Seafood gyozas from Casa mr.

ito

With just a few days of filming, Casa sr.

Ito is presented as a space with the soul of a tavern and a cheeky spirit, fun and with fusion as its flag.

Like the rest of the family Mr.

Ito, there is no single label that defines it, they prefer to

mix touches of traditional Japanese cuisine with the most cañí

, but also Castilian and Andalusian.

Located at number 6 Marqués de Riscal street -opposite Asiako, also from the group-, the new project by Iban González -at the head of the room- and chef Sergio Monterde tastes like fried foods, pickles and sandwiches with their own style, yes indeed.

The gilda with anchovy vinaigrette, pickled onion in Modena vinegar and seaweed and the salad with spider crab, pickles and kimchi accompanied by prawn bread are postulated as house hits.

The traditional wink can also be seen in the baos, of squid and torreznos.

The katsu sando with pork ribs and the cooked gyozas and oxtail are essential.

Dry cheek ramen from Ikigai Velázquez.

From Chamberí to the Salamanca district, where Ikigai Velázquez (located at number 136) has just landed, the new proposal by chef Yong Wu Nagahira, who has carved out a good legion of fans who love Japanese cuisine from his Flor Baja location .

He arrives in the area with a "more democratic" proposal in economic terms (between 60 and 80 euros), with some of the iconic dishes of his first place and his appreciated nigiris, but also with new creations where the personality of the young man can be seen Chef.

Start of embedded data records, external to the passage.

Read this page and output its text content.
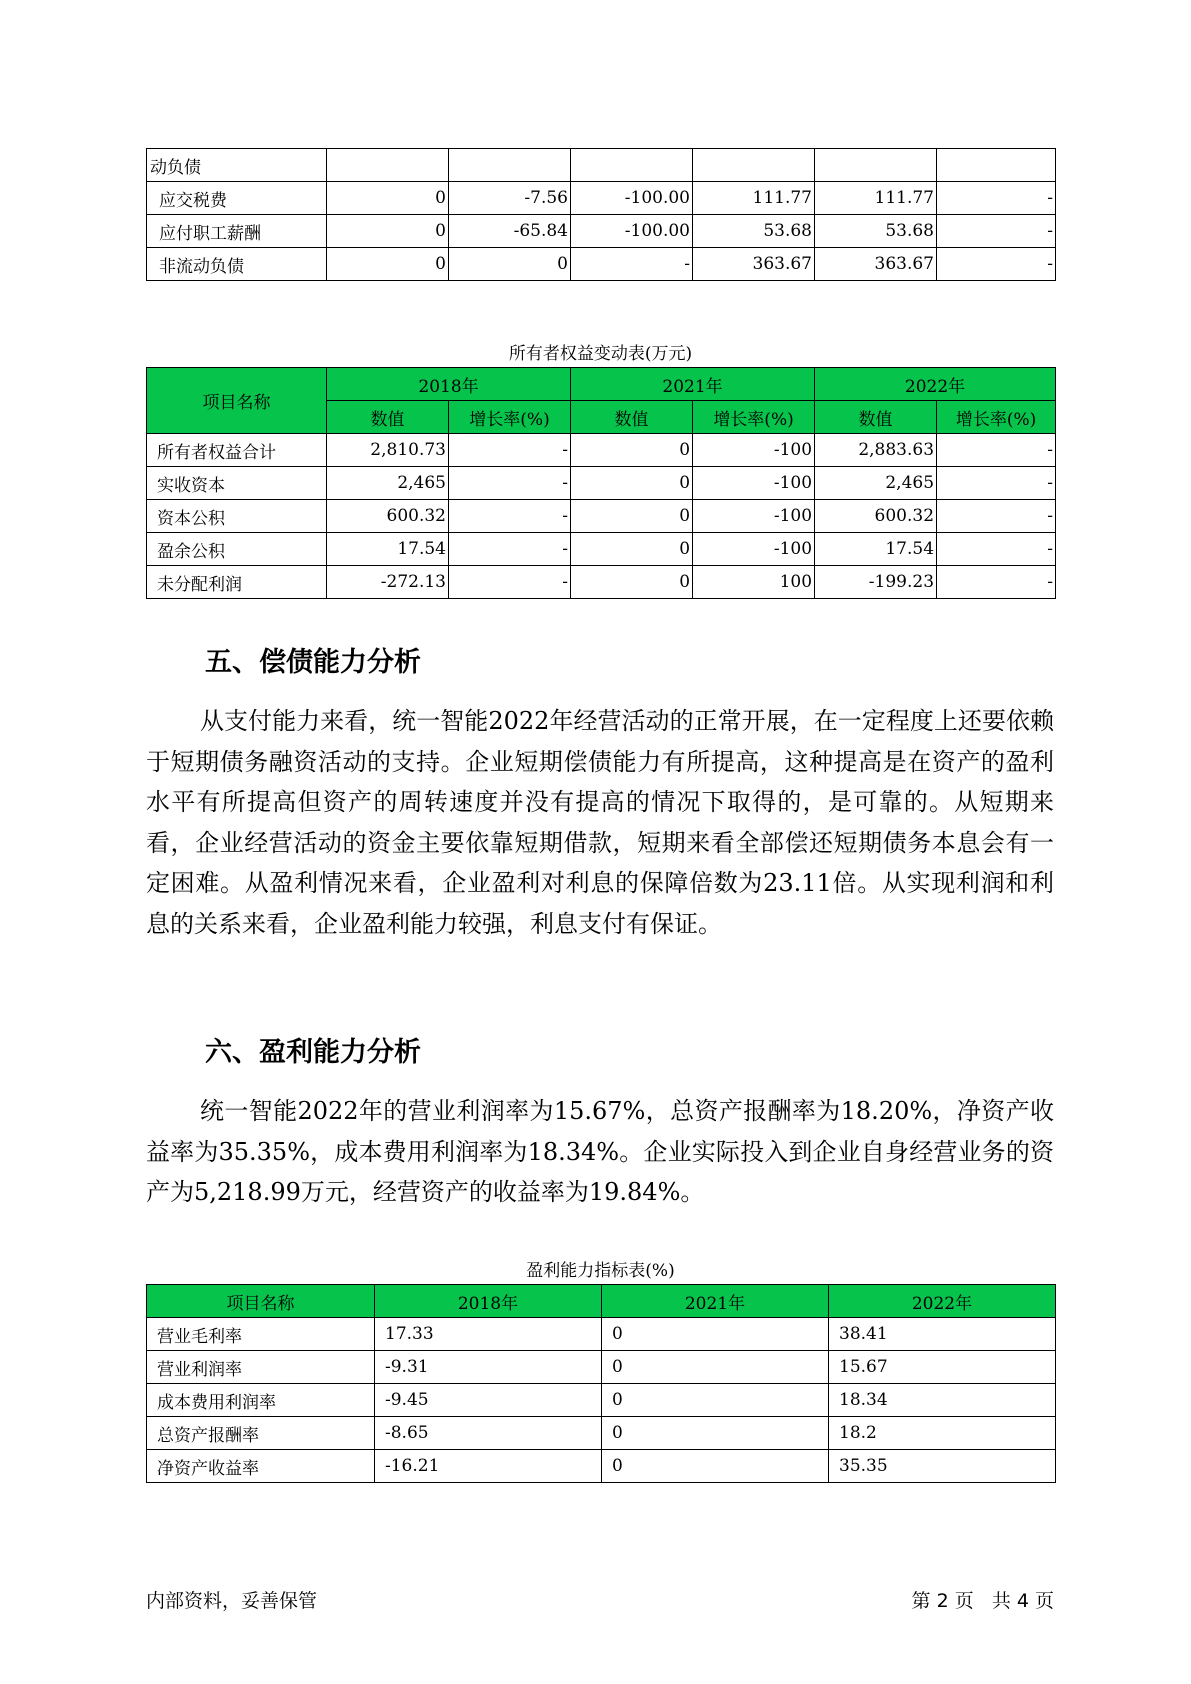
动负债						
应交税费	0	-7.56	-100.00	111.77	111.77	-
应付职工薪酬	0	-65.84	-100.00	53.68	53.68	-
非流动负债	0	0	-	363.67	363.67	-
所有者权益变动表(万元)
项目名称	2018年		2021年		2022年	
	数值	增长率(%)	数值	增长率(%)	数值	增长率(%)
所有者权益合计	2,810.73	-	0	-100	2,883.63	-
实收资本	2,465	-	0	-100	2,465	-
资本公积	600.32	-	0	-100	600.32	-
盈余公积	17.54	-	0	-100	17.54	-
未分配利润	-272.13	-	0	100	-199.23	-
五、偿债能力分析
从支付能力来看，统一智能2022年经营活动的正常开展，在一定程度上还要依赖于短期债务融资活动的支持。企业短期偿债能力有所提高，这种提高是在资产的盈利水平有所提高但资产的周转速度并没有提高的情况下取得的，是可靠的。从短期来看，企业经营活动的资金主要依靠短期借款，短期来看全部偿还短期债务本息会有一定困难。从盈利情况来看，企业盈利对利息的保障倍数为23.11倍。从实现利润和利息的关系来看，企业盈利能力较强，利息支付有保证。
六、盈利能力分析
统一智能2022年的营业利润率为15.67%，总资产报酬率为18.20%，净资产收益率为35.35%，成本费用利润率为18.34%。企业实际投入到企业自身经营业务的资产为5,218.99万元，经营资产的收益率为19.84%。
盈利能力指标表(%)
项目名称	2018年	2021年	2022年
营业毛利率	17.33	0	38.41
营业利润率	-9.31	0	15.67
成本费用利润率	-9.45	0	18.34
总资产报酬率	-8.65	0	18.2
净资产收益率	-16.21	0	35.35
内部资料，妥善保管	第 2 页   共 4 页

With an interior design reminiscent of a New York apartment from the 1980s, his sushi bar is one of the most pleasant places on the premises.

Sushi pieces from La Madonna.

The latest to join the list is La Madonna (Diego Ayllón 12), the seventh restaurant of the Sushita group, which also opened its doors a few days ago.

On this occasion,

the tandem is made up of Italian and Japanese cuisine

.

They incorporate pizzas and carpaccios to their menu, where they also offer an attractive range of cocktails.

The decoration, coquettish and with pieces from different parts of the world, follows the pattern of the other premises.

Its atmosphere is informal and offers good value for money.